Given Ukraine’s and Russia’s close ties during the Soviet era, it’s no surprise that the two nations use much of the same equipment — Western support notwithstanding.
But a relative oddity has shown up on the Ukrainian battlefield on both sides: the 46-ton Czech VT-72B Armored Recovery Vehicle (ARV).
Built on the Russian T-72 tank chassis, the VT-72B was manufactured by former Czechoslovakia in 1989 and delivered to the Czechoslovak People’s Army and other Warsaw Pact members.
Production quickly ended just a few years later when the Soviet Union collapsed in 1991 making these ARVs quite rare.
East Germany and India both ended up with a handful of the ARVs, as well as the Czech Republic and Slovakia.
And apparently, both Ukraine and Russia got their hands on some also because the ARV has now appeared in Ukraine.
Ukraine likely received theirs directly from the Czech Republic sometime after 2014. As for Russia, their VT-72B’s are a little more of a mystery. According to Ukraine War analyst David Axe, it wasn’t widely known that the Russian army had VT-72Bs until one of the aging ARVs appeared alongside some other old combat vehicles on a Russian train, bound for Ukraine, in a video that circulated online on Wednesday.
Russia has lost nearly 300 engineering vehicles since the war began; perhaps that’s why they are resorting to this rare oddity.
One of the common themes in the Ukraine War is the wholesale destruction of Russian armor, and more recently Western armor as Ukraine continues its counteroffensive.
Once a tank is disabled on the battlefield, it needs to be removed and recovered if it’s to be repaired and sent back to the fight.
The ARV is custom-made to do just that.
It has a 19-ton crane and a bull-dozer-style blade that can help recover and tow disabled armor similar to the German Bergepanzer, British Challenger ARV, or the American M-88 ARV.
In this video, an American M88 recovery vehicle tries to tow an Abrams tank until the chain snaps and sends the Abrams rolling uncontrollably down a hill.

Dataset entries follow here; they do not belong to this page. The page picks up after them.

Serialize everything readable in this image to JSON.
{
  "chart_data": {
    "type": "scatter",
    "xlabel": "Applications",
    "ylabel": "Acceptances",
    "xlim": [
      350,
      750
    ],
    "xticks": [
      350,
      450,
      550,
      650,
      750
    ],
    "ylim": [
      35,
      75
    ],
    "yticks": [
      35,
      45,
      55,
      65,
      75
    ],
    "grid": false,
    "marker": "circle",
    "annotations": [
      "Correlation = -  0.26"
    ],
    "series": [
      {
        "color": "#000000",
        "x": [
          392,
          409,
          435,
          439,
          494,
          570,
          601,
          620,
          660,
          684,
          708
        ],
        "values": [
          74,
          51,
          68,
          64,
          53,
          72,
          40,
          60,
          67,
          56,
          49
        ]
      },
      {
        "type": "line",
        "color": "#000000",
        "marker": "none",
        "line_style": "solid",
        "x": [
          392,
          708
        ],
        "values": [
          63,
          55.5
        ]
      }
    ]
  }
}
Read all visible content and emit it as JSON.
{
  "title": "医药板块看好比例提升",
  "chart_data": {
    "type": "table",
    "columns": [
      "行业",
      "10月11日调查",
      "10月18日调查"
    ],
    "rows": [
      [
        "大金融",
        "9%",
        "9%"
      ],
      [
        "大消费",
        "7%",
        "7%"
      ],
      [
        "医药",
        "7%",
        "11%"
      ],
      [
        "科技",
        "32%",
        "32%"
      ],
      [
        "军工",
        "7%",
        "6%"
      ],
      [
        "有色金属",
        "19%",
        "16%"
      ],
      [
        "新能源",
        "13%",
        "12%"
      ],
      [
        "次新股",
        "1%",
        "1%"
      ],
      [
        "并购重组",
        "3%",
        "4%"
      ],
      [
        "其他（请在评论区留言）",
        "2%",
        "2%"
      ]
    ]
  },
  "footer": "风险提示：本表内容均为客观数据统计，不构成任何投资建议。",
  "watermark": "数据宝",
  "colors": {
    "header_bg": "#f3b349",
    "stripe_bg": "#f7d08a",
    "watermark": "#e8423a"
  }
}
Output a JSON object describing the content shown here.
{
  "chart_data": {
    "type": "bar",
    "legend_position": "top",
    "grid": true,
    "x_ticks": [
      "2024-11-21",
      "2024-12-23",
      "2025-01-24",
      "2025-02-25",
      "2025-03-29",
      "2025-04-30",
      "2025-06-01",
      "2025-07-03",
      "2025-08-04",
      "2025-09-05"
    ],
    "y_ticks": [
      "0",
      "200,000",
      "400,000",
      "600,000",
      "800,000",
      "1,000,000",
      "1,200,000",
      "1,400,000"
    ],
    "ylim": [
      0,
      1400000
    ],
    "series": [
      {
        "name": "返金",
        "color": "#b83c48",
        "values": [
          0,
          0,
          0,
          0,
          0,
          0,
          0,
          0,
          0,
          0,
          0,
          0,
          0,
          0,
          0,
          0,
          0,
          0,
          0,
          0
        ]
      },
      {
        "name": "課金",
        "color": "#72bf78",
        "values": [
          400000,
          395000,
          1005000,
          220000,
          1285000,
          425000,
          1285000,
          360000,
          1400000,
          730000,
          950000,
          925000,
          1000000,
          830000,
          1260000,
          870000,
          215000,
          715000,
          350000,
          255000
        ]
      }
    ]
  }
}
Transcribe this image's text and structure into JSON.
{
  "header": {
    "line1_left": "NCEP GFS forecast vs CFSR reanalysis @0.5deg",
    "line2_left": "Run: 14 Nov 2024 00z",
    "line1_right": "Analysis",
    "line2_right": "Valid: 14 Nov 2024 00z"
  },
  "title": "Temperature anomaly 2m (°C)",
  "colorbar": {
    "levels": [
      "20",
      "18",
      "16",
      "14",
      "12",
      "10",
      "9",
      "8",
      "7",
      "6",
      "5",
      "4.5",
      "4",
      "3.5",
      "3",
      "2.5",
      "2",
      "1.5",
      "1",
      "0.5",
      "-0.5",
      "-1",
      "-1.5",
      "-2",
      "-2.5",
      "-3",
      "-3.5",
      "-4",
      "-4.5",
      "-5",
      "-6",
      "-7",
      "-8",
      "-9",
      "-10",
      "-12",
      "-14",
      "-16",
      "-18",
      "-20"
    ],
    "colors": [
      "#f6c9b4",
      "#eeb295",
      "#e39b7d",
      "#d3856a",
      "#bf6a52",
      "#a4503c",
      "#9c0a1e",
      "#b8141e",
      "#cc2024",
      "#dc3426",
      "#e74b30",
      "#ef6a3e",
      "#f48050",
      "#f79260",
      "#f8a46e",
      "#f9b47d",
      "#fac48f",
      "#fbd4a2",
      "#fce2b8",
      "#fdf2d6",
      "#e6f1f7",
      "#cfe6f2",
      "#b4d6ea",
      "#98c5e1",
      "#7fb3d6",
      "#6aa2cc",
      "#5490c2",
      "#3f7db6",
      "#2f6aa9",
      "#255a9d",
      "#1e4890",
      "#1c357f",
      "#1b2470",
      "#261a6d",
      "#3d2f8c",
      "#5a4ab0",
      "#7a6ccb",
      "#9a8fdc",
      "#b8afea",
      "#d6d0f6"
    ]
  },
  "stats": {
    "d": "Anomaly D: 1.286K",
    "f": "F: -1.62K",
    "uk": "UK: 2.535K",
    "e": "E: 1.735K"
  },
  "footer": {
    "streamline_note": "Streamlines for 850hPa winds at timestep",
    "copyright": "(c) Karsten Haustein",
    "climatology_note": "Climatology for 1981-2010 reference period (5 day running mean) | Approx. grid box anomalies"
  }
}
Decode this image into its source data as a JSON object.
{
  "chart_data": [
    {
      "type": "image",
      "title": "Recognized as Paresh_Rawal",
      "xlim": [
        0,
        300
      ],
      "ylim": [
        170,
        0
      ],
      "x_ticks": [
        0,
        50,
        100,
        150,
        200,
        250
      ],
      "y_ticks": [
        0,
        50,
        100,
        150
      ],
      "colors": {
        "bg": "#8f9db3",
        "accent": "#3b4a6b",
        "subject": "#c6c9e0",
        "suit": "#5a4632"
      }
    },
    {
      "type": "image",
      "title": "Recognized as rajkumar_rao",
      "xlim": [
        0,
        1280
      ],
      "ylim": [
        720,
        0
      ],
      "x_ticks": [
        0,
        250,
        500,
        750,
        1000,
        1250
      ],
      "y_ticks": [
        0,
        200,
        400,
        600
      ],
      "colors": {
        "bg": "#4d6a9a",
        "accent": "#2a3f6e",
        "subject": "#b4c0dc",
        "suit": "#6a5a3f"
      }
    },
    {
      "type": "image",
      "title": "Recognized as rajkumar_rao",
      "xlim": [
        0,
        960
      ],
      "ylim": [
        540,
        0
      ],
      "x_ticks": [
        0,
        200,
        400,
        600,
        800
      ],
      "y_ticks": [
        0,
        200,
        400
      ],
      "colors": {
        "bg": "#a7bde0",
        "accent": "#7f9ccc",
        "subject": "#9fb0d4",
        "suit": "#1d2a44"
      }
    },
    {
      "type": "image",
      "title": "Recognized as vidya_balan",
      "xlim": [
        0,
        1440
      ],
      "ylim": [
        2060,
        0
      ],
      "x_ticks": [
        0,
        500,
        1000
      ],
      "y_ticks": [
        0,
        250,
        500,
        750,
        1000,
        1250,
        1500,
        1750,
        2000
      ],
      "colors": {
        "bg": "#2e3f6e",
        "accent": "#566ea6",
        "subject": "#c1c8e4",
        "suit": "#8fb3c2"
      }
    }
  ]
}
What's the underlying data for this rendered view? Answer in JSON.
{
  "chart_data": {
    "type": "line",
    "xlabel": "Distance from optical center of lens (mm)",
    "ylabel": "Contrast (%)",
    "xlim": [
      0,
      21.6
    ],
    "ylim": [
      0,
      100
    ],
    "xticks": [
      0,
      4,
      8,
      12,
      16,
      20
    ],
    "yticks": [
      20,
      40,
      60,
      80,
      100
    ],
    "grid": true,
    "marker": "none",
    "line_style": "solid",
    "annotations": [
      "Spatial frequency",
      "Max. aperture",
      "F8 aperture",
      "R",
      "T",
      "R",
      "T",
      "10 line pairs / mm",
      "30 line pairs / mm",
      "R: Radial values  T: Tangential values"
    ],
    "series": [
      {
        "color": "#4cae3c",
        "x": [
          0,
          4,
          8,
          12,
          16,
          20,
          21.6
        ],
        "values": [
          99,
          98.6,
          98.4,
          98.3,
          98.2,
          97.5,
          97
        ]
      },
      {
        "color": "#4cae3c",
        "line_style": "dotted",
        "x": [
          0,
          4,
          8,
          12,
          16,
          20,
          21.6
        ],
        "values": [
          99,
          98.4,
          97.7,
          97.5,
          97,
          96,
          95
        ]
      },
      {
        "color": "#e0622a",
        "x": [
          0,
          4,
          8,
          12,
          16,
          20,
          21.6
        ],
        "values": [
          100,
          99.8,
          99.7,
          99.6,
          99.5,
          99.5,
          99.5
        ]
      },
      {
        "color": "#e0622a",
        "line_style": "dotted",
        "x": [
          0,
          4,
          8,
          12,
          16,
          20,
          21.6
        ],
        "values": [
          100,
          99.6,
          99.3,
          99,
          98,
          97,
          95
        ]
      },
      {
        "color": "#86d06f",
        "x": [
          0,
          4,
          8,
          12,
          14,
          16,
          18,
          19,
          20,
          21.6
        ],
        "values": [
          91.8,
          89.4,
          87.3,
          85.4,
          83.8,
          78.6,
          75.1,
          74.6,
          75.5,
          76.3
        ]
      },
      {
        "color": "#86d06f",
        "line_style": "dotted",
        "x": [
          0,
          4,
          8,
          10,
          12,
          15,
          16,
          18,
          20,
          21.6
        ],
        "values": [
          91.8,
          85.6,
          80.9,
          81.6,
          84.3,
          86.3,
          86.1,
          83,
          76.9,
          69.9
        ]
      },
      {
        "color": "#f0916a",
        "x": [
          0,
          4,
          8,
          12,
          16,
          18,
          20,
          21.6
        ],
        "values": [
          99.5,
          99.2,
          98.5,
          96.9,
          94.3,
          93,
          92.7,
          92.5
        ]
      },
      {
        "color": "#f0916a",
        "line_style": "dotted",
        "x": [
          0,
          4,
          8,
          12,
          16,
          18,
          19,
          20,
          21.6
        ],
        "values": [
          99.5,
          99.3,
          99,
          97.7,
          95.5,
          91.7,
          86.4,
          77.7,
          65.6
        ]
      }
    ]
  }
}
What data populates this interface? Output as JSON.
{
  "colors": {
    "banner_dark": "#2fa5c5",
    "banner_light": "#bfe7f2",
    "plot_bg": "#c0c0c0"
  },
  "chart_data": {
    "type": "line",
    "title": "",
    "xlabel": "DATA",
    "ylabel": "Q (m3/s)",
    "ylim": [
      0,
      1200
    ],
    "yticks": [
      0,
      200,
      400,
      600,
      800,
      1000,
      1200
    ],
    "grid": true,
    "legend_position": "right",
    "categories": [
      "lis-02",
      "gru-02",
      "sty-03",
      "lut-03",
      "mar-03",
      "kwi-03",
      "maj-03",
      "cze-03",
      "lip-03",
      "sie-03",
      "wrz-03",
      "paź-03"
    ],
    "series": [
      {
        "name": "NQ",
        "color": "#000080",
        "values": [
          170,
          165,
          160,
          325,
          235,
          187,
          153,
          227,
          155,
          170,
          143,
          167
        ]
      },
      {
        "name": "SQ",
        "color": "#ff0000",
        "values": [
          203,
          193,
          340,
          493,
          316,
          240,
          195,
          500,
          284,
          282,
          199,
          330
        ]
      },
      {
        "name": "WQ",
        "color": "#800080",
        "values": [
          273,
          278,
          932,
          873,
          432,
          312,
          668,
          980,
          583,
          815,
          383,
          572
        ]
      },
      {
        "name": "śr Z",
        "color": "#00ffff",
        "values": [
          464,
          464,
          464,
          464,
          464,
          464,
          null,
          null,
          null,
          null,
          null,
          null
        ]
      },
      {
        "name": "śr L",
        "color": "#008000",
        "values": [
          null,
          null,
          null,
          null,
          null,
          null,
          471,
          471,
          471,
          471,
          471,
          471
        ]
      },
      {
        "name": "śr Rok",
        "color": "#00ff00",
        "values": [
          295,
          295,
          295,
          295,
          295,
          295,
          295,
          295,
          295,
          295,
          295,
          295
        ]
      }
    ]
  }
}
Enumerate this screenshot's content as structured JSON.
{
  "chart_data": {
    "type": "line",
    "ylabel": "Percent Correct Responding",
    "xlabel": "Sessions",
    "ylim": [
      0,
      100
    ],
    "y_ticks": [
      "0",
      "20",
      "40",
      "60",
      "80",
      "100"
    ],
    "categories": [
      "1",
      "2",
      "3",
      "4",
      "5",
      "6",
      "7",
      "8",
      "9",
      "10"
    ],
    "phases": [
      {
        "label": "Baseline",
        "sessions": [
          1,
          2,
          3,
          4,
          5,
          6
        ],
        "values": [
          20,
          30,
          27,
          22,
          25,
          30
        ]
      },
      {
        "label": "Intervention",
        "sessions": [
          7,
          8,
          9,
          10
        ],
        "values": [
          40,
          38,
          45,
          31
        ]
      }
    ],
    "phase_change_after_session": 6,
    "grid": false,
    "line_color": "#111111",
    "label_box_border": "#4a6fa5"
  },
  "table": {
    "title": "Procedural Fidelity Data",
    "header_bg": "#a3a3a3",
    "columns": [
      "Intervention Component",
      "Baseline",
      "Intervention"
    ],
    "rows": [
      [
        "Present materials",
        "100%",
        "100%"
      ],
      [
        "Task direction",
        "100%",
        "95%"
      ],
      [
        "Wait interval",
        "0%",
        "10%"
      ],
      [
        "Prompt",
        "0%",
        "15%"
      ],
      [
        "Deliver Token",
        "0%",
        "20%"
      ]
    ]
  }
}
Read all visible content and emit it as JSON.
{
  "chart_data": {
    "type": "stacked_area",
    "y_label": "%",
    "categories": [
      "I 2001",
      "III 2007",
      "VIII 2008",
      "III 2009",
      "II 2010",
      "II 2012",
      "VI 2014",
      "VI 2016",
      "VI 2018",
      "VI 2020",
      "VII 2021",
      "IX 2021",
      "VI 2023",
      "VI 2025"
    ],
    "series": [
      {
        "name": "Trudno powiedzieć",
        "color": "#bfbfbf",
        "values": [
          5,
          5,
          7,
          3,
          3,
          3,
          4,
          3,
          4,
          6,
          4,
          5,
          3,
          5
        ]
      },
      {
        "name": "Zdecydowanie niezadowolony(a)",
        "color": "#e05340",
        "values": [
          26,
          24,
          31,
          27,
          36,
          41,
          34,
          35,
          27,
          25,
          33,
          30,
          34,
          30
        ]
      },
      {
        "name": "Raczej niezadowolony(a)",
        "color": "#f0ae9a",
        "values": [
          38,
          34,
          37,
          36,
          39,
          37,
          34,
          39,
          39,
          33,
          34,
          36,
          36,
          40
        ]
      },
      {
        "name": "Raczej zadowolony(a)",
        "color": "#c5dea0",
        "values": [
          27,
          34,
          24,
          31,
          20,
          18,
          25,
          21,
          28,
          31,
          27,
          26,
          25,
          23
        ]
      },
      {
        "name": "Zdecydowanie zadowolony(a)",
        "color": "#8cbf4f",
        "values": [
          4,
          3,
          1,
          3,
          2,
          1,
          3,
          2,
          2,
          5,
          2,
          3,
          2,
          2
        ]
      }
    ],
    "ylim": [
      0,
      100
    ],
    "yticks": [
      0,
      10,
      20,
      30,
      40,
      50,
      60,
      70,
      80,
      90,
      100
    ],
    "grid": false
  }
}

Indeed, Ukrainian Bergepanzers have been instrumental in recovering more than two dozen of Ukraine’s best vehicles that were abandoned when Ukraine’s 47th Brigade tried to cross a Russian minefield in southern Ukraine’s Zaporizhzhia Oblast on June 8.
Now, you can own your very own VT-72B through Prague-based Mortar Investments — a licensed international dealer of military equipment that specializes in selling tanks.
They also sell Russian military aircraft like the MiG-21 and Mil Mi-2 (and ship to the U.S. and Canada).
The description on the VT-72B listing reads:
“Recovery tank from the Czech Republic Army stock, nice condition, minimally used, fully functional. Spare parts for this item are available. Please contact us.”
Unfortunately, you must call for the price, but I suspect it’s expensive given how rare these ARVs are.
I would imagine that Mortar Investments, and other European used-weapons dealers, are supplying spare parts for many of Ukraine’s older, eclectic military vehicles.
Ukraine is the only place in the world at the moment where you can see a modern, third-generation German main battle tank like the Leopard II fighting alongside an obscure, extremely rare VT-72B from the Czechoslovak People’s Army.